For Egypt, gas and oil are a crucial source of foreign investment and dollar revenues. The North African country has been working to position itself as an energy hub ever since the 2015 find of the giant offshore Zohr field.
It has also worked to increase regional gas trade by hosting the East Mediterranean Gas Forum, designated to promote gas exports from the region.
“Egyptian gas has played a role in securing Europe’s energy needs,” the Egyptian minister told Reuters in separate comments at an EMGF conference last week. “The liquefaction units are now operating at full capacity as we try to maximise our natural gas exports in light of the rise in international gas prices.”

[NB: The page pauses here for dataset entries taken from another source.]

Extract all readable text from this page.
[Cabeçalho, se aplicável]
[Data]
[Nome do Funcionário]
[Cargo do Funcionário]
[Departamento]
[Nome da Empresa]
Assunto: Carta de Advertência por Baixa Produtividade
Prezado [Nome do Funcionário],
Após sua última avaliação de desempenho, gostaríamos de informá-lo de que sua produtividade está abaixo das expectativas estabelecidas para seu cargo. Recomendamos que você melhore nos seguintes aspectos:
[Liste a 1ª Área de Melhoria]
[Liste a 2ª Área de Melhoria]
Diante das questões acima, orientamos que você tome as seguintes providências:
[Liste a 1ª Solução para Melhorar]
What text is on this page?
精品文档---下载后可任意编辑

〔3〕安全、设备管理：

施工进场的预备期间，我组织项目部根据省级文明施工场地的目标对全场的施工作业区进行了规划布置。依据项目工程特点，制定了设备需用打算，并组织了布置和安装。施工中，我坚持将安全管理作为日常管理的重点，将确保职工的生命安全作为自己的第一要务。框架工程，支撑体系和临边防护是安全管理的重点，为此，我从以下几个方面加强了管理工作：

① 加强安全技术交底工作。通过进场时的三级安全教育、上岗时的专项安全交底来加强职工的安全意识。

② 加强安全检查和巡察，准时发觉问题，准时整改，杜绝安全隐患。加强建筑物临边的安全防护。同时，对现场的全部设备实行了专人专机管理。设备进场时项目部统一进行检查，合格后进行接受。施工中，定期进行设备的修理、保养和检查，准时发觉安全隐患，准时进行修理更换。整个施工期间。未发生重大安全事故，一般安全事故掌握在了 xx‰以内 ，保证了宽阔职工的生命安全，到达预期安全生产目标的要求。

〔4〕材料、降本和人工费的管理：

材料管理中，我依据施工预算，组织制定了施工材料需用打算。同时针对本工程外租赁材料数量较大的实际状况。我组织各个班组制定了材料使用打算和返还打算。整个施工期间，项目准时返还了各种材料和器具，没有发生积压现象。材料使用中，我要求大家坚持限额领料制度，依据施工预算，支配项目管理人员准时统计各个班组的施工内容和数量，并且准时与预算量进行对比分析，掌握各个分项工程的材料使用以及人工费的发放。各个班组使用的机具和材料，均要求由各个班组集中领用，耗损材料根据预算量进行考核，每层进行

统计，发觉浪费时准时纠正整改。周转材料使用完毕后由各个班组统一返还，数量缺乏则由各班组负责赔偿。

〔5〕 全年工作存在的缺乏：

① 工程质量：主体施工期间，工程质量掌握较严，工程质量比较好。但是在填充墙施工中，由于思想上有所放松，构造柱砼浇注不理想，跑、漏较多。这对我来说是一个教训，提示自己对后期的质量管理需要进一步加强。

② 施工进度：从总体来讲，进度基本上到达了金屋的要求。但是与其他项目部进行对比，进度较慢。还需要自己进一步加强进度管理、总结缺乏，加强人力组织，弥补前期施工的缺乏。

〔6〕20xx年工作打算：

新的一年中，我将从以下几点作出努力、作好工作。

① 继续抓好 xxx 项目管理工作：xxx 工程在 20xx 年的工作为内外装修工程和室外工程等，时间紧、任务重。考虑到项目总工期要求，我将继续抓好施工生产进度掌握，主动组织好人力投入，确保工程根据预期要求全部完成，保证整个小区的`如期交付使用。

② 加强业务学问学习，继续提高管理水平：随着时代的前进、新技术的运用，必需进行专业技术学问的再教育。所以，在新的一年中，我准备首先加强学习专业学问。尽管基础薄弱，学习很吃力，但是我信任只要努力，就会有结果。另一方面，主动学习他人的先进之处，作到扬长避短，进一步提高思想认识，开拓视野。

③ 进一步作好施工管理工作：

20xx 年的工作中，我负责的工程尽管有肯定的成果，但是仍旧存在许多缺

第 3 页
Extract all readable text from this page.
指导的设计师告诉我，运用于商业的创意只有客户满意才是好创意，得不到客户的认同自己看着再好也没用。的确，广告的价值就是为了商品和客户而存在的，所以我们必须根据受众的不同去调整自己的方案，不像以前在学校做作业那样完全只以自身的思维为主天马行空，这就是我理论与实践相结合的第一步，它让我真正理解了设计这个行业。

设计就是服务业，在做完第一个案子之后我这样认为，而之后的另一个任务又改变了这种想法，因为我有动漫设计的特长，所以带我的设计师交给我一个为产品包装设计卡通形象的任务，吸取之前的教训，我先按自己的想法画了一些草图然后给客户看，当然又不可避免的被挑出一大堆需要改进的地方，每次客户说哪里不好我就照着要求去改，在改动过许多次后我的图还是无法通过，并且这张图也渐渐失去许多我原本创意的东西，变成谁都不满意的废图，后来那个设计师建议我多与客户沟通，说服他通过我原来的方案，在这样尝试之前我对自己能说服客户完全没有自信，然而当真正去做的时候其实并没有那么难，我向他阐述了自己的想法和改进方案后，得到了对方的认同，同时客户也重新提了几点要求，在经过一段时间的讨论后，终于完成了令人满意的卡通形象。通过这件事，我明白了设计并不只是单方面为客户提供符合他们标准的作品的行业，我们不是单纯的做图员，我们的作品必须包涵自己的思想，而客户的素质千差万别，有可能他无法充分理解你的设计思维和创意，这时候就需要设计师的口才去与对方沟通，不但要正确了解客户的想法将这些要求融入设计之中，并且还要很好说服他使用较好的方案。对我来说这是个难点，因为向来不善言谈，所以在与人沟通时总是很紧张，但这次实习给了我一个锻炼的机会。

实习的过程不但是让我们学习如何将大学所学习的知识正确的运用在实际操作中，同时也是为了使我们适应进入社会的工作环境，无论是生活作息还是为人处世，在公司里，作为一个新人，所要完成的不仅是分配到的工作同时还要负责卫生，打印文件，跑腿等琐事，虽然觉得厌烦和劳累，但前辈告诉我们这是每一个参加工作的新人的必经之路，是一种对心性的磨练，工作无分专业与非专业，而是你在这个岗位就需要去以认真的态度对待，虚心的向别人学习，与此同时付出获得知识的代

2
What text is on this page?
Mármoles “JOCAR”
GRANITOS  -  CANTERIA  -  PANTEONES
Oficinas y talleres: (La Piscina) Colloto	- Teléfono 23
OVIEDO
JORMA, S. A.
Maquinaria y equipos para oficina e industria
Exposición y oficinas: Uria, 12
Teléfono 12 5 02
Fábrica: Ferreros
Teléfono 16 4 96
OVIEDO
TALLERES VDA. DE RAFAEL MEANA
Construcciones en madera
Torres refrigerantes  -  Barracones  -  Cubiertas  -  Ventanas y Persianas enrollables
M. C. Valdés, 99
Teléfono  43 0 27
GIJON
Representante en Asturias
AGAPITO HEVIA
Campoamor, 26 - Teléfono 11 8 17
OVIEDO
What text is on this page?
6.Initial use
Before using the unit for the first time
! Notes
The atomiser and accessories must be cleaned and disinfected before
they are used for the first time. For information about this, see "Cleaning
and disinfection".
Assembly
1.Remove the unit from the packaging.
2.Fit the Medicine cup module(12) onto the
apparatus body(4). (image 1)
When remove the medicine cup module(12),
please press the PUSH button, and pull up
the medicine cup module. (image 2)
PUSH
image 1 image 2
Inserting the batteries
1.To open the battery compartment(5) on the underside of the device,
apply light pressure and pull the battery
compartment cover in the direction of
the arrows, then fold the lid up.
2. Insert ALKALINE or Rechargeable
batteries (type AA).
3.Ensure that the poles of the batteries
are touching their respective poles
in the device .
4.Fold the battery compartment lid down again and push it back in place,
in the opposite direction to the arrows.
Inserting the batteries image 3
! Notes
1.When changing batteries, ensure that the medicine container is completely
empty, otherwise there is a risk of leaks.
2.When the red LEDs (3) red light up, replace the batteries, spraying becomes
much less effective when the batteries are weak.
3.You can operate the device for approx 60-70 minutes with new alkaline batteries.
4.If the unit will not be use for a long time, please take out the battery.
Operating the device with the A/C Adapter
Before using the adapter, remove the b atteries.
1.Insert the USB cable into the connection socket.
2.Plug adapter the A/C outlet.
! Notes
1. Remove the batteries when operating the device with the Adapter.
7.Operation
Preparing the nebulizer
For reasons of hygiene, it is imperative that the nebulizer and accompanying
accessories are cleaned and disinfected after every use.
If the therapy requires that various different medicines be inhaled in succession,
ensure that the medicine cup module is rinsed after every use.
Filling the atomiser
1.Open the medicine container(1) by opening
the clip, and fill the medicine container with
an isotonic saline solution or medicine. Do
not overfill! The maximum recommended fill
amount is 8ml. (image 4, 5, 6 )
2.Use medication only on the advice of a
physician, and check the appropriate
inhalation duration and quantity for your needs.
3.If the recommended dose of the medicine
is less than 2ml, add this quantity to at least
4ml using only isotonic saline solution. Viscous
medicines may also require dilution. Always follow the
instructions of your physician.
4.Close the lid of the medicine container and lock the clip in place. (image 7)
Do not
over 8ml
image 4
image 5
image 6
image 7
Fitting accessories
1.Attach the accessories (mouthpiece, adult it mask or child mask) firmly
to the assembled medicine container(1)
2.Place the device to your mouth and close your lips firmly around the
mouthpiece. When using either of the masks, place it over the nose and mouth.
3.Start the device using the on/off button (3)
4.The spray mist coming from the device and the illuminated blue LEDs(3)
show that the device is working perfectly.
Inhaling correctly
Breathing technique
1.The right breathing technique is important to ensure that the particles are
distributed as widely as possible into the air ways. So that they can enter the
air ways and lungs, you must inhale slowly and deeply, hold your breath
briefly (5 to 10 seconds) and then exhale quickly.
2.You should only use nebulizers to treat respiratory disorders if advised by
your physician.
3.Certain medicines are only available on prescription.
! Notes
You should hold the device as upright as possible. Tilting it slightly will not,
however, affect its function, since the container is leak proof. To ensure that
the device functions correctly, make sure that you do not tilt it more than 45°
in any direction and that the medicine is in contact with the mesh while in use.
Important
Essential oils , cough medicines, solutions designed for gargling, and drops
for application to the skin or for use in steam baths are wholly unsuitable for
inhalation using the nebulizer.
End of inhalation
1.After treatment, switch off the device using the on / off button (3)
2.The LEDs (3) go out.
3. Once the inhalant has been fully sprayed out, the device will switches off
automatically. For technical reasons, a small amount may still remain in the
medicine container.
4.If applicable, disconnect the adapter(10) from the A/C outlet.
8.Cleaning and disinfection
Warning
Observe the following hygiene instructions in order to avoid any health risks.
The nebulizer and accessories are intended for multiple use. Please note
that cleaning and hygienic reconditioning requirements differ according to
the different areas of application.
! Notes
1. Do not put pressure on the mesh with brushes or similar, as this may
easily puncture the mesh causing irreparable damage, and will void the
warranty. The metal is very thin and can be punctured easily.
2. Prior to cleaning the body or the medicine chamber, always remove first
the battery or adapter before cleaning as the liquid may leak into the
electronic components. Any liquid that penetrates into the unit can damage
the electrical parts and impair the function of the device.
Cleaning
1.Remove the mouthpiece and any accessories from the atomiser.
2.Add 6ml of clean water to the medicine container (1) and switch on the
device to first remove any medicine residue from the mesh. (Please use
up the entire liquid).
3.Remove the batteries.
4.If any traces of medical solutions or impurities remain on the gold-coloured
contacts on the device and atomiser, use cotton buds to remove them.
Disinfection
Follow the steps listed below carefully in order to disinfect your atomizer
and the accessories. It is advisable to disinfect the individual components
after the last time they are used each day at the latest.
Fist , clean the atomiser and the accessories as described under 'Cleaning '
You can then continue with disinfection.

El-Molla did not say what level LNG exports had surged from, but Egypt has expanded exports after ending a long shutdown at the Damietta liquefaction plant in February.
Egypt currently imports about 450 million cubic feet of gas per day (mmcf/d) from Israel for re-export, a figure that Minister Molla said it seeks to raise to 600-650 mmcf/d by the first quarter of 2022. Last week, Egypt and Israel inked a memorandum of understanding to boost gas supplies from Israel to Egypt for re-export, explore the possibility of using an existing pipeline between the two parties to transport hydrogen in the future, and to expand the use of less carbon-intensive fuels to reduce greenhouse gas emissions in the region.
The country recently made amendments to crude oil extraction agreements, which the minister said could lead to a surge of about 100,000 barrels per day (bpd), from current production of 575,000 bpd.
Minister el-Molla further said the amendments could result in $5 billion in new investment over the upcoming three years, while $6 billion in foreign investment in the energy sector is expected during Egypt’s current financial year, which ends in June.